Every winter and summer, Shurat HaDin is privileged to mentor interns that come from all over the world to our offices in Ramat Gan, Israel. Shurat HaDin interviewed Crystal F, a student at the University of Texas School of Law, to discuss her background, her plans for the future, and the how the internship impacted her perspective on the legal world. Crystal’s original blog post follows the interview.
Where are you from?
Born in Connecticut; resident of Austin, Texas
How old are you?
Why did you go to law school?
After I was legally emancipated when I was 16, I personally realized the positive impact that litigation can make and decided to incorporate advocacy in my future career.

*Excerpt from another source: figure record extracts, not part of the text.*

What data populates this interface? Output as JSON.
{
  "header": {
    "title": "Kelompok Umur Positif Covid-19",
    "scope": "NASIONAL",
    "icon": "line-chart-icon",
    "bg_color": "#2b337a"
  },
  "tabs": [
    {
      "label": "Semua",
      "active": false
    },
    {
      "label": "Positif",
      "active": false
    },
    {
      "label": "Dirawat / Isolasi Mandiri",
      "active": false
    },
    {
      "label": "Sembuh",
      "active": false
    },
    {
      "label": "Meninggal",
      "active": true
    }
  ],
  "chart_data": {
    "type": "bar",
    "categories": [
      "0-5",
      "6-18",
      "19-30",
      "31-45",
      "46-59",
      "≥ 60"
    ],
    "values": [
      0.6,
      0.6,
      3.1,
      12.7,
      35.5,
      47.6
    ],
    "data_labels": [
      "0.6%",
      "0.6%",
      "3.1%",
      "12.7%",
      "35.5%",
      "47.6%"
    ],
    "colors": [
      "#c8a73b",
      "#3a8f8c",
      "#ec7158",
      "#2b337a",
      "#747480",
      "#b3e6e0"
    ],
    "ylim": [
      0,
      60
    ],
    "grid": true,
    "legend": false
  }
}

Please describe something you have learned about Israel that surprises you or that interests you.
This is my first visit to Israel. I expected to learn mostly about the political difficulties and policies that Israel faced, but I was often more impacted and impressed by the intimacy of the Israeli community structure and the openness and acceptance in the Israeli family structure.
How did you hear about Shurat HaDin, and what inspired you to apply to the internship program?
I heard about Shurat HaDin through my law school’s job application bank, and was inspired to apply to the internship because I hope to begin my law career in an international environment, and am also drawn to the national security aspect of the legal realm.
What are some of the takeaways from the internship program that you will apply to your studies and future career?
The practical application of legal education during the Shurat HaDin internship in innovative new ways contributes to the use of basic legal policy (learned in first-year law classes) to expand bold and creative legal processes necessary in litigating a unique field of law. I have also learned a significant amount about the difficulty in balancing international diplomacy and national patriotism, and the necessity of maintaining both of these in the extremely volatile situation to which Israel is subjected.
What are your future plans and goals?
I would like to pursue a career in international law, and pro bono work remains—and always will remain—an important part of my legal career.
Check out Crystal’s original blog post below:
“Every man alone is sincere. At the entrance of a second person, hypocrisy begins.” –Ralph Waldo Emerson
The recent escalation of violence in Gaza has drawn every political activist’s eye to scrutinize this small strip of land in the Middle East. Often, reactionary measures are abruptly taken as a response to the observance of pictures of the tumultuous areas, just as our hearts urge us to take action when we watch the ASPCA commercial featuring sick dogs and cats pathetically shivering in shelters to the tune of Sarah McLachlan’s “Angel.”
This public scrutiny has led to the investigation by the UN of war crimes committed by Israel. Meanwhile, the UN aid organizations, which receive money from donations all over the world through UNICEF, contribute (albeit perhaps unknowingly) to terrorist acts in Gaza. I argue, however, that recent events should instead lead us to investigate UNRWA.
The UN seems insistent on drawing attention away from its hand in the terrorist actions of Hamas. UNRWA (the United Nations Relief and Works Agency for Palestine Refugees in the Near East) shocked the international community when it first released a statement regarding its “strong condemnation” of the use of its schools in Gaza as a weapons cache for terrorist groups. However, it became clear that UNRWA’s “demands [of] full respect for the sanctity of its premises in Gaza” were not heeded when another cache of rockets was discovered in an UNRWA school a few days later. Then yet another cache was found about a week after in another UNRWA school.
So what does this “strong condemnation” and these “demands” effect? Not very much. UNRWA schools are funded by governments, NGOs, and individuals who may not be aware how their money is actually spent. The largest UNRWA donor is the United States. Perhaps the realization that donations are abused in this manner prompted the Dutch parliament to call for the halt of funding to the Palestinian Authority, but other governments are too slow to follow suit.
The problem of NGOs acting as a front to fund terrorist groups has been noted, and especially the problems with anonymity and the internet. The FBI has released a statement that “in the United States, the majority of Hamas’ financial support is generated through the fund-raising efforts of various NGOs.” Thus, when an ‘armchair activist’ picks up their credit card while taking the mission statement of their intended charity at face value, they run the danger of enabling terrorist organizations. When a government entity does so, the impact is even worse.
John Ray tells us that the road to hell is paved with good intentions. While I sympathize with the unfortunate plight of the Palestinian citizenry, it seems clear that the current handling of the situation by UNRWA is not conducive to the citizens. UNRWA funding contributes to schools that have been converted into legitimate military targets because of the storage of weapons there. It would seem that money spent in an investigation would be better delegated to the removal of arms from UN institutions.